In this context, the core principles of the electrostatic hypothesis can be summarized as follows:

  • Hydrogen nanobubbles are electrostatically stabilized micro-reservoirs of electrons, their surfaces carrying a negative potential (−60 to −90 mV).

  • The selectivity of their behavior arises from differences in redox potentials — they react only with oxidants whose oxidative strength exceeds +1.0 V relative to the H₂/H⁺ couple (−0.414 V).

  • Their stability results from the orientation of water molecules within the electric double layer (EDL) and from the repulsive forces between negatively charged interfaces.

  • Colloidal minerals and dissolved atmospheric gases can form similar micro-electrostatic systems, which interact with nanobubbles and extend their lifetime.

  • The biological effect lies in their ability to donate electrons selectively — only where it is energetically and biologically appropriate.

Thus, hydrogen nanobubbles can be viewed as intelligent electrostatic antioxidants, acting in harmony with natural processes.
They are not chemical reagents in the conventional sense, but physical regulators of equilibrium — a subtle field that moderates extremes without disturbing the natural dynamics of life.

In essence, a hydrogen nanobubble behaves as a microscopic electrostatic capacitor, protecting living systems from oxidative stress while maintaining redox balance — precisely as nature itself does.
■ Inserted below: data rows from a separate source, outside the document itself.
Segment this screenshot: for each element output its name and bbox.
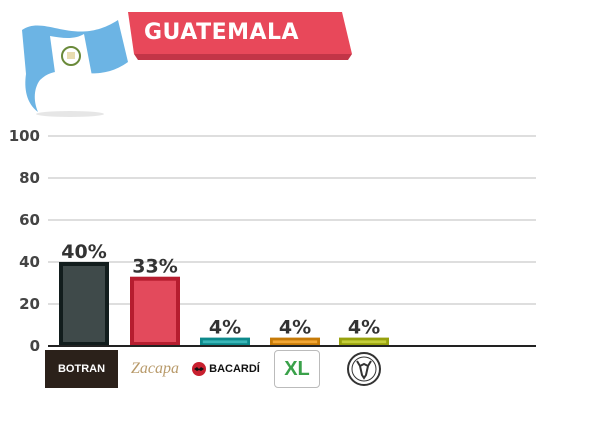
data-label: 4% [279,317,311,339]
bar-face [202,340,248,344]
bat-icon [192,362,207,376]
bacardi-logo-label: BACARDÍ [209,363,260,375]
bar-face [63,266,105,342]
bar [339,337,389,346]
bar [270,337,320,346]
xl-logo: XL [274,350,320,388]
botran-logo: BOTRAN [45,350,118,388]
bar [130,276,180,346]
y-tick-label: 20 [19,295,40,313]
bar-face [272,340,318,344]
page-title: GUATEMALA [144,20,300,45]
botran-logo-label: BOTRAN [57,363,106,375]
y-tick-label: 100 [9,127,40,145]
y-tick-label: 40 [19,253,40,271]
data-label: 33% [132,256,177,278]
guatemala-flag-icon [22,20,128,117]
title-banner [128,12,352,60]
bar [59,262,109,346]
xl-logo-label: XL [284,357,310,380]
data-label: 4% [209,317,241,339]
data-label: 4% [348,317,380,339]
data-label: 40% [61,241,106,263]
y-tick-label: 60 [19,211,40,229]
bar [200,337,250,346]
y-tick-label: 0 [30,337,40,355]
y-tick-label: 80 [19,169,40,187]
zacapa-logo: Zacapa [124,350,186,388]
bar-face [341,340,387,344]
stag-icon [344,350,384,388]
zacapa-logo-label: Zacapa [131,360,179,377]
bar-face [134,280,176,342]
bacardi-logo: BACARDÍ [192,350,260,388]
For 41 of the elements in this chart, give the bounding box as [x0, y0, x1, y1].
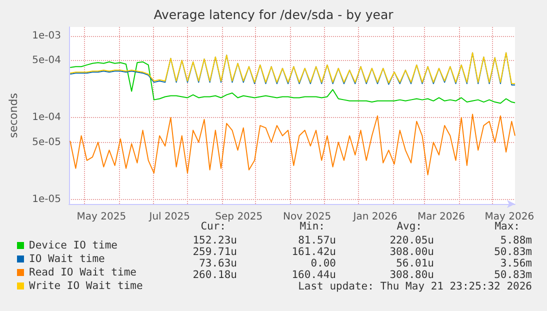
text: 56.01u: [396, 258, 434, 270]
text: 308.80u: [390, 269, 434, 281]
y-axis-title: seconds: [7, 92, 20, 138]
text: Max:: [494, 220, 520, 232]
line-series: [70, 114, 516, 176]
x-tick-label: Mar 2026: [417, 212, 465, 222]
legend-label: Device IO time: [29, 240, 118, 252]
x-tick-label: Nov 2025: [283, 212, 332, 222]
text: Last update: Thu May 21 23:25:32 2026: [298, 280, 532, 292]
text: 160.44u: [292, 269, 336, 281]
text: 81.57u: [298, 234, 336, 246]
y-tick-label: 5e-05: [32, 136, 61, 148]
text: Cur:: [200, 220, 226, 232]
text: 73.63u: [199, 258, 237, 270]
text: 5.88m: [500, 234, 532, 246]
text: Avg:: [396, 220, 422, 232]
text: Min:: [300, 220, 325, 232]
y-tick-label: 1e-04: [32, 112, 61, 124]
x-tick-label: May 2025: [76, 212, 126, 222]
text: 0.00: [310, 258, 336, 270]
text: 308.00u: [390, 246, 434, 258]
text: 220.05u: [390, 234, 434, 246]
x-tick-label: Jan 2026: [352, 212, 398, 222]
y-tick-label: 5e-04: [32, 54, 61, 66]
x-tick-label: May 2026: [484, 212, 534, 222]
text: 161.42u: [292, 246, 336, 258]
x-tick-label: Sep 2025: [215, 212, 263, 222]
x-tick-label: Jul 2025: [148, 212, 190, 222]
line-series: [70, 61, 516, 104]
legend-label: IO Wait time: [29, 253, 105, 265]
legend-label: Write IO Wait time: [29, 280, 143, 292]
text: 152.23u: [192, 234, 237, 246]
legend-label: Read IO Wait time: [29, 266, 136, 278]
text: 260.18u: [192, 269, 237, 281]
text: 50.83m: [494, 269, 532, 281]
text: 3.56m: [500, 258, 532, 270]
y-tick-label: 1e-03: [32, 30, 61, 42]
y-tick-label: 1e-05: [32, 194, 61, 205]
text: 259.71u: [192, 246, 237, 258]
chart-title: Average latency for /dev/sda - by year: [154, 7, 394, 22]
text: 50.83m: [494, 246, 532, 258]
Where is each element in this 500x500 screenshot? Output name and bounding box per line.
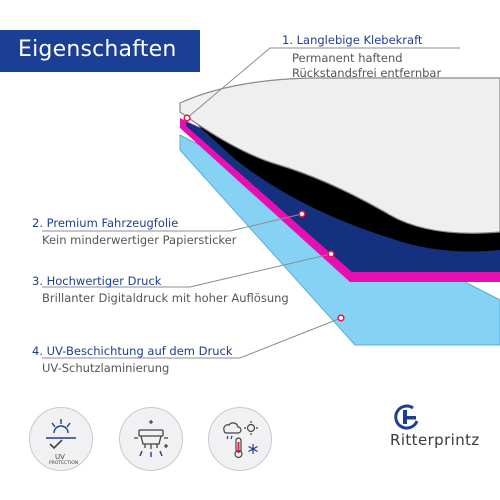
uv-protection-icon: UV PROTECTION (29, 407, 93, 471)
feature-3-line-1: Brillanter Digitaldruck mit hoher Auflös… (42, 291, 289, 305)
car-wash-icon (119, 407, 183, 471)
marker-2 (298, 210, 306, 218)
release-liner-layer (179, 77, 500, 234)
feature-4-title: 4. UV-Beschichtung auf dem Druck (32, 344, 233, 358)
feature-1-line-1: Permanent haftend (292, 51, 403, 65)
brand-name: Ritterprintz (390, 431, 480, 449)
leader-line-1 (186, 47, 460, 119)
leader-line-4 (42, 317, 342, 359)
leader-line-3 (42, 253, 332, 288)
feature-1-line-2: Rückstandsfrei entfernbar (292, 66, 442, 80)
marker-4 (337, 314, 345, 322)
marker-3 (327, 250, 335, 258)
feature-4-line-1: UV-Schutzlaminierung (42, 361, 170, 375)
feature-2-line-1: Kein minderwertiger Papiersticker (42, 233, 237, 247)
weather-resistant-icon (208, 407, 272, 471)
banner-title: Eigenschaften (18, 37, 177, 62)
title-banner: Eigenschaften (0, 30, 200, 72)
uv-sub-label: PROTECTION (49, 461, 79, 466)
uv-label: UV (55, 453, 65, 461)
feature-1-title: 1. Langlebige Klebekraft (282, 33, 423, 47)
marker-1 (183, 114, 191, 122)
leader-line-2 (42, 213, 303, 232)
feature-2-title: 2. Premium Fahrzeugfolie (32, 216, 179, 230)
ritterprintz-logo-icon (394, 404, 419, 430)
feature-3-title: 3. Hochwertiger Druck (32, 274, 162, 288)
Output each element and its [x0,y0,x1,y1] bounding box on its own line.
9. Epilogue: Water as the Electrostatic Field of Life

Water — the most common substance on Earth — reveals itself in a new light as an active carrier of energy and equilibrium.
It is not merely a solvent, as classical chemistry once believed, but a dynamic electrostatic medium that organizes its surroundings through dipoles, charges, and stabilizing interfacial structures (EDL).
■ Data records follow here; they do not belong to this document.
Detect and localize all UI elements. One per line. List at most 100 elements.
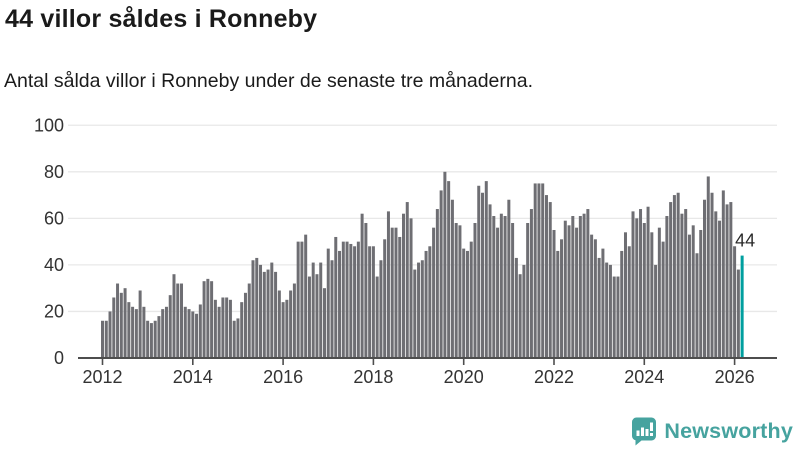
bar xyxy=(243,292,247,358)
bar xyxy=(439,190,443,358)
bar xyxy=(578,216,582,358)
bar xyxy=(710,192,714,358)
bar xyxy=(326,248,330,358)
bar xyxy=(379,260,383,359)
bar xyxy=(360,213,364,358)
bar xyxy=(345,241,349,359)
bar xyxy=(368,246,372,358)
bar xyxy=(665,216,669,358)
bar xyxy=(311,262,315,358)
bar xyxy=(499,213,503,358)
bar xyxy=(721,190,725,358)
bar xyxy=(187,309,191,358)
bar xyxy=(544,195,548,358)
bar xyxy=(623,232,627,358)
bar xyxy=(251,260,255,359)
bar xyxy=(202,281,206,358)
bar xyxy=(300,241,304,359)
bar xyxy=(334,236,338,358)
bar xyxy=(560,239,564,358)
bar xyxy=(699,229,703,358)
bar xyxy=(488,204,492,358)
bar xyxy=(409,218,413,358)
bar xyxy=(402,213,405,358)
bar xyxy=(522,264,526,358)
bar xyxy=(586,209,590,358)
bar xyxy=(428,246,432,358)
bar xyxy=(462,248,466,358)
y-tick-label: 80 xyxy=(44,162,64,182)
bar xyxy=(612,276,616,358)
y-tick-label: 100 xyxy=(34,115,64,135)
bar xyxy=(270,262,274,358)
bar xyxy=(507,199,511,358)
bar xyxy=(680,213,684,358)
bar xyxy=(548,202,552,358)
bar xyxy=(616,276,620,358)
bar xyxy=(296,241,300,359)
bar xyxy=(736,269,740,359)
bar xyxy=(228,299,232,358)
bar xyxy=(315,274,319,358)
bar xyxy=(458,225,462,358)
bar xyxy=(642,223,646,358)
bar xyxy=(394,227,398,358)
bar xyxy=(413,269,417,359)
bar xyxy=(672,195,676,358)
bar xyxy=(529,209,533,358)
bar xyxy=(153,320,157,358)
bar xyxy=(605,262,609,358)
bar xyxy=(492,216,496,358)
y-tick-label: 60 xyxy=(44,208,64,228)
bar xyxy=(247,283,251,358)
bar xyxy=(262,271,266,358)
bar xyxy=(398,236,402,358)
bar xyxy=(383,239,387,358)
bar xyxy=(364,223,368,358)
bar xyxy=(477,185,481,358)
x-tick-label: 2022 xyxy=(534,367,574,387)
bar xyxy=(240,302,244,358)
bar xyxy=(134,309,138,358)
bar xyxy=(164,306,168,359)
bar xyxy=(198,304,202,358)
bar xyxy=(277,290,281,358)
bar xyxy=(511,223,515,358)
bar xyxy=(541,183,545,358)
bar xyxy=(420,260,424,359)
bars xyxy=(101,171,744,359)
newsworthy-logo-icon xyxy=(631,417,657,446)
bar xyxy=(138,290,142,358)
bar xyxy=(119,292,123,358)
y-tick-label: 20 xyxy=(44,301,64,321)
bar xyxy=(131,306,135,359)
bar xyxy=(601,248,605,358)
y-tick-label: 0 xyxy=(54,348,64,368)
bar xyxy=(703,199,706,358)
bar xyxy=(285,299,289,358)
bar xyxy=(687,234,691,358)
bar xyxy=(353,246,357,358)
bar xyxy=(729,202,733,358)
bar xyxy=(650,232,654,358)
bar xyxy=(108,311,112,358)
bar xyxy=(518,274,522,358)
bar xyxy=(356,241,360,359)
chart-subtitle: Antal sålda villor i Ronneby under de se… xyxy=(4,70,533,92)
bar xyxy=(443,171,447,358)
bar xyxy=(571,216,575,358)
bar xyxy=(210,281,214,358)
bar xyxy=(639,209,643,358)
bar xyxy=(556,250,560,359)
bar xyxy=(661,241,665,359)
bar xyxy=(289,290,293,358)
bar xyxy=(213,299,217,358)
newsworthy-logo: Newsworthy xyxy=(631,417,793,446)
highlight-value-label: 44 xyxy=(735,231,755,251)
bar xyxy=(281,302,285,358)
bar xyxy=(157,316,161,359)
x-tick-label: 2012 xyxy=(82,367,122,387)
bar xyxy=(597,257,601,358)
bar xyxy=(646,206,650,358)
x-tick-label: 2014 xyxy=(173,367,213,387)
Hydrogen nanobubbles, colloidal minerals, and gases dissolved in vortexed water — all these systems represent different expressions of the same underlying principle:
the natural self-organization of matter through electric charge.
Each maintains a delicate balance between attraction and repulsion, between chaos and order.
And it is precisely within this balance that life's stability emerges — the ability to store energy and release it where it is needed most.

From this perspective, water is the oldest electrostatic field of life — the universal medium linking physics, chemistry, and biology into a single harmonious system.

Ladislav Peš

Scientific Context and Limitations of the Electrostatic Hypothesis

The electrostatic hypothesis of hydrogen water selectivity represents a theoretical framework that connects the physical and biological aspects of nanobubbles — their stability and selective behavior.
It builds upon established concepts such as the electrical double layer (EDL), zeta potential, Laplace pressure, and the dielectric polarization of water, while extending them through new correlations between interfacial electrostatic structure and biological reactivity.

However, it is important to emphasize that some of the presented conclusions go beyond the current scientific consensus.
Certain relationships — such as the influence of hydrogen's polarizability on zeta potential magnitude or the catalytic role of the EDL in redox reactions — are proposed as hypotheses that require further experimental and theoretical validation.

These hypotheses are formulated with the intention of stimulating further research into electrostatic phenomena at the gas–water interface and their potential biological significance.

Therefore, the proposed model should be understood as an open scientific proposition rather than a closed system of facts.
Its main contribution lies in offering a new perspective that bridges classical physical chemistry with observed phenomena in hydrogen systems — potentially inspiring future experimental studies.